Menuju Pustakawan Masa Depan : Standar Minimal Teknologi Informasi
Oleh : Wahyu Supriyanto
Abstrak
Teknologi Informasi dan Internet sudah merasuk ke dalam kehidupan sehari-hari. Internet telah mendobrak batas ruang dan waktu menciptakan peluang dan juga masalah-masalah baru. Teknologi Informasi akhir – akhir ini berkembang sedemikian pesatnya. Teknologi komputer, misalnya saat ini sudah berkembang sedemikian jauhnya sehingga wilayah yang sebelumnya hanya pernah terbayangkan oleh beberapa orang saja beberapa tahun yang lalu,sekarang sudah nampak didepan kita.
Teknologi Informasi adalah alat bantu yang sangat relatif efektif bagi seseorang, sebuah institusi atau sebuah negara, jika mereka bertumpu pada kekuatan otaknya dan bukan pada kekuasaan, jabatan, kekayaan, kekuatan otot semata. Dengan kurang dari 5% rakyat Indonesia berpendidikan tinggi, sulit bagi bangsa kita untuk menang berkompetisi di era globalisasi yang berbasis informasi & pengetahuan; walaupun dibantu oleh komputer secanggih apapun tanpa didukung Sumber Daya Manusia yang handal.
Teknologi Informasi, termasuk teknologi informasi di perpustakaan khususnya tentang
aplikasi komputer, seringkali hanya menyangkut benda dari teknologi itu, misalnya : hardware,
software, harga, alat, besar/kecil, kecepatan mesin, dan sebagainya. Saya rasa ada kesalahan
besar dalam cara kita memandang teknologi, kalau hanya kita perdebatkan. Salah besar kalau
kita hanya bicara tentang "skill": ketrampilan, pengetahuan tentang produk terbaru, di mana
membelinya, dan sebagainya. Apalagi kalau kita hanya membicarakan harga dan akhirnya
berkonsentrasi pada nilai finansial sebuah teknologi.

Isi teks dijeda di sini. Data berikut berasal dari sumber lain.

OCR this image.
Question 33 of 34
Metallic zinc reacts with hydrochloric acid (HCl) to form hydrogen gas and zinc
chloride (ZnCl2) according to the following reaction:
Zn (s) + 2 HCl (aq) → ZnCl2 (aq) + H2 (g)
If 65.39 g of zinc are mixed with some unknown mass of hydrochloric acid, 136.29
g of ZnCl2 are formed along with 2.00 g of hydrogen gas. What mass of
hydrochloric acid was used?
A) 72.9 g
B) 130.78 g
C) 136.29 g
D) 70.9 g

Ada yang kita lupakan, mungkin karena dianggap tidak penting. Setiap teknologi
informasi termasuk komputer mengandung tata nilai, dan di dalam tata nilai ini ada yang
dinamakan "trust". Susah menerjemahkan secara tuntas, apa yang dimaksud dengan "trust" ini.
Sebagai contoh mobil yang pada umumnya mengandung teknologi dengan nilai "trust" tinggi.

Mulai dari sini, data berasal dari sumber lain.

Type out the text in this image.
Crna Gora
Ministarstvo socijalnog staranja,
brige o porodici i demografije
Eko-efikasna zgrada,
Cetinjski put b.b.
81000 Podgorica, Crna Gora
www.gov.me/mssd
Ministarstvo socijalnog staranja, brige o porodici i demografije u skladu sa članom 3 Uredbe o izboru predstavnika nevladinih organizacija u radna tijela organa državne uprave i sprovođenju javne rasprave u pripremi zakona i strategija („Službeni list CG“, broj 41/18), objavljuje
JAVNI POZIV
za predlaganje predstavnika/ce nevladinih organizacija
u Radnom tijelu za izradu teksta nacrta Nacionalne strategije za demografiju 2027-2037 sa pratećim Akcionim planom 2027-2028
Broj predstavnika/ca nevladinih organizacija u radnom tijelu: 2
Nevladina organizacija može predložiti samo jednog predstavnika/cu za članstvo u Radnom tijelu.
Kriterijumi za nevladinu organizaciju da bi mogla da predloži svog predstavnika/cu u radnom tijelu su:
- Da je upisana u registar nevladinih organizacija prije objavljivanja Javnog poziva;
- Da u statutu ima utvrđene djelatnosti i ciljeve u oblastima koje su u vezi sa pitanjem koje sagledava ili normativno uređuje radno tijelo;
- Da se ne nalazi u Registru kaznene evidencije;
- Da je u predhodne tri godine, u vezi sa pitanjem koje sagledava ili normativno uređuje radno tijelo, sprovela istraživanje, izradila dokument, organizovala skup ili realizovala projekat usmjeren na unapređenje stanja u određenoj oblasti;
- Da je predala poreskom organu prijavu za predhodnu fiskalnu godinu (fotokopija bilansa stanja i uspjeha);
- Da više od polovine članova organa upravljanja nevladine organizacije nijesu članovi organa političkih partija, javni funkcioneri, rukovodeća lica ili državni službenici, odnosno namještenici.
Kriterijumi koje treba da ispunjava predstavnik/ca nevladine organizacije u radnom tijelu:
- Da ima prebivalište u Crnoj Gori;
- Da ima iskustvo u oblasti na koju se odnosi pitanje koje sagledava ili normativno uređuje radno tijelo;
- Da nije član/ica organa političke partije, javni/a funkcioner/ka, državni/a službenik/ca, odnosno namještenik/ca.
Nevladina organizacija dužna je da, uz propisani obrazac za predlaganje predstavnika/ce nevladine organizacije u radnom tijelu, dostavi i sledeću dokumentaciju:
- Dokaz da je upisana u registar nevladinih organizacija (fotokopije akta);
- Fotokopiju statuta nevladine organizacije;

Orang percaya kepada fungsinya. Tidak hanya itu, orang juga mengenakan banyak nilai kepada
teknologi ini, mulai dari gengsi, hidup yang efisien, keamanan, dan sebagainya. Semua nilai ini
membentuk "trust" yang kemudian menjadi bagian dari nilai kehidupan masyarakat umum.
Seseorang yang tidak punya "skill" sama sekali tentang permobilan, ia tetap bisa
menggunakan "trust" ini kalau diminta menilai sebuah mobil baru. Orang yang tidak punya uang
"trust" itu bukan hanya pada kebendaan. Bukan hanya pada yang tampak ketika kita melihat
sebuah mobil. Masyarakat Indonesia sudah punya "trust" kepada mobil sampai kepada
aspek-aspek yang tidak tampak. Kita menaruh hormat kepada pembuatnya (teknolognya), walaupun
kita tidak tahu pembuatnya. Kita menaruh hormat kepada penjualnya, walaupun penjualnya
menipu kita dengan harga kelewat tinggi. Kita bahkan menaruh hormat kepada semua pemilik
mobil di Indonesia, walaupun sering juga marah kalau mobil kita diserempet.

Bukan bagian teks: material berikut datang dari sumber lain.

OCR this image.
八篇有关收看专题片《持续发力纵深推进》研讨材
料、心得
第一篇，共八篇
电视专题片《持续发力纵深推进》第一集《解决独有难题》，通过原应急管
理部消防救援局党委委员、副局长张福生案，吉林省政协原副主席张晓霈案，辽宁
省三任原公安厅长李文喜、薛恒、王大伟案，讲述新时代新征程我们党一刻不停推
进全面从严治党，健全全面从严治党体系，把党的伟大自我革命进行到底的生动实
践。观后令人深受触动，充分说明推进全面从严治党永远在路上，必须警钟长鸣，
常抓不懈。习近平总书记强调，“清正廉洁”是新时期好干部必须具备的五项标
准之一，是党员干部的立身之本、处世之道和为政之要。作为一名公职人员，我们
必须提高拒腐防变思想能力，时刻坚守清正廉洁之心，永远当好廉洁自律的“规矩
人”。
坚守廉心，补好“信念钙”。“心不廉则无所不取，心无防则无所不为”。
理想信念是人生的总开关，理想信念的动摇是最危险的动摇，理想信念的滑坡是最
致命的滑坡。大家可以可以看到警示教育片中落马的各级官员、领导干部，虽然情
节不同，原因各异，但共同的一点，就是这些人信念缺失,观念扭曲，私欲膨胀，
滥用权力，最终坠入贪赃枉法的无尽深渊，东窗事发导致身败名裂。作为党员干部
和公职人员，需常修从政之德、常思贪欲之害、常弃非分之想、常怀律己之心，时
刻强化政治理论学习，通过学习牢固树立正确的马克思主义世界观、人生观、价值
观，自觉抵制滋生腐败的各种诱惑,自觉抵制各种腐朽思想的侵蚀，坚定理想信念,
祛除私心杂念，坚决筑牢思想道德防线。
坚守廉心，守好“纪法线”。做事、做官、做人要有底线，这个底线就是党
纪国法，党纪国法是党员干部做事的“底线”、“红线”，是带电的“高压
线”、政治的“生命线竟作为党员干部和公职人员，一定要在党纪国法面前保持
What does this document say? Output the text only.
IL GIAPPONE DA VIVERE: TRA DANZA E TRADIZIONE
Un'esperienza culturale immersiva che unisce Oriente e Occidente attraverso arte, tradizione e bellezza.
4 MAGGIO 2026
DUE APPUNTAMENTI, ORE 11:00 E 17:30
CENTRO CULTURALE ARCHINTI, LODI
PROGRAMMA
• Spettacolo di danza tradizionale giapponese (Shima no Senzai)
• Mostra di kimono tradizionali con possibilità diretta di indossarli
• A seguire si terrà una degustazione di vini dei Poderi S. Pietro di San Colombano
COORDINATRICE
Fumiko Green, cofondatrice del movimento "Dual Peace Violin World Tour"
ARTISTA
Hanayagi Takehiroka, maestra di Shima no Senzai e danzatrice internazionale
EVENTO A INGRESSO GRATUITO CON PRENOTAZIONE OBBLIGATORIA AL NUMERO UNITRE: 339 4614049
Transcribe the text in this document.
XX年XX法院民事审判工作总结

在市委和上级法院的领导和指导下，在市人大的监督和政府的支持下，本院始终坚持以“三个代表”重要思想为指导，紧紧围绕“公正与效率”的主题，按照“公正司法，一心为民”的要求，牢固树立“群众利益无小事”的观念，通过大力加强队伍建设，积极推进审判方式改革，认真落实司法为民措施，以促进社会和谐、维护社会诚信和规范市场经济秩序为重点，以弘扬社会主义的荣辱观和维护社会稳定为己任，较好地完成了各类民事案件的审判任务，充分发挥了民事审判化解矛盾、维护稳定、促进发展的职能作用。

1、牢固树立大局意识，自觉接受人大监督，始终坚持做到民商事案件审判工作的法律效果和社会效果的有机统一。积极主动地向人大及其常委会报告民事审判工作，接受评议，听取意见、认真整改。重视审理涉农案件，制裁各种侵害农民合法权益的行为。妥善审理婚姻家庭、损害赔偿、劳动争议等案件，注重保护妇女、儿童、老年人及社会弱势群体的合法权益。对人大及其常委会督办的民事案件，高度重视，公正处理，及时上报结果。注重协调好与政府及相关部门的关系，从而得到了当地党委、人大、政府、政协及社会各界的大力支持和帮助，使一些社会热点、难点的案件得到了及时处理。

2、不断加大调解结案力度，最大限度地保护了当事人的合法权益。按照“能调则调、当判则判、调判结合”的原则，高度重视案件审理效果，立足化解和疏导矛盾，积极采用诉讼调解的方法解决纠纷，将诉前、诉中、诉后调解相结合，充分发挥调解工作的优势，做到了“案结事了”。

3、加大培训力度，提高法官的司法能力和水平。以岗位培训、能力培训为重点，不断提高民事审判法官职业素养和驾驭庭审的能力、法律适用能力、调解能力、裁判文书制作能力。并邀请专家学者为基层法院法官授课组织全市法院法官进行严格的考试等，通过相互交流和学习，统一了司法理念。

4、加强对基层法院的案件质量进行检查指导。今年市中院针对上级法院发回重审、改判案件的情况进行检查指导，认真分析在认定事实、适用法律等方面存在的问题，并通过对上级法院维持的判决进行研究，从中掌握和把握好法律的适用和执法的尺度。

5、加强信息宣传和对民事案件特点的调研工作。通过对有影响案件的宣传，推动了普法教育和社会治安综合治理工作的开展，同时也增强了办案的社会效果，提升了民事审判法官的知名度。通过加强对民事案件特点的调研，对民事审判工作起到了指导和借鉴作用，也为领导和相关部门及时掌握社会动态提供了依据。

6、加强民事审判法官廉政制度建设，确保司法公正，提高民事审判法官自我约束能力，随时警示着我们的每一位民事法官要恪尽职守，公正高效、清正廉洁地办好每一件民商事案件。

Mengapa "trust" kepada komputer di Indonesia rendah khususnya di bidang
perpustakaan? Salah satu sebab utamanya adalah karena dominasi industri dan ketimpangan
antara janji vendor dan unjuk kerja sesungguhnya. Industri komputer di Indonesia selalu
mengumbar janji muluk, dan para vendor selalu bicara kelewat tinggi. Padahal, ketika komputer
dipakai di tempat kerja, hasilnya juga tidak seberapa. Perbankan Indonesia menggunakan
komputer sangat canggih. Tetapi kebangkrutan dan "penipuan" kepada konsumen juga sangat
tinggi. Jadi, teknologi komputer benar-benar tidak ada gunanya, kalau yang ada hanyalah orang
yang kehilangan uang di tabungan gara-gara bank-nya brengsek.
Dalam dunia perpustakaan Indonesia, vendor komputer belum begitu dominan. Yang
dominan adalah pribadi-pribadi dengan ketrampilan komputer lebih tinggi dari koleganya. Kalau
tidak hati-hati, pribadi-pribadi ini nanti akan bertingkah laku seperti vendor-vendor komputer
kampungan di Indonesia. Mereka akan mengumbar janji tentang kehebatan komputer, tetapi
kemudian tidak bisa bertanggungjawab jika janjinya tidak terwujud. Untuk pemakaian teknologi
komputer yang handal para vendor harus bisa meyakinkan pustakawan, stakeholder
perpustakaan, pemakai jasa perpustakaan, dan masyarakat sekitar perpustakaan, bahwa teknologi
komputer berguna untuk kepustakawanan menuju profesionalisme.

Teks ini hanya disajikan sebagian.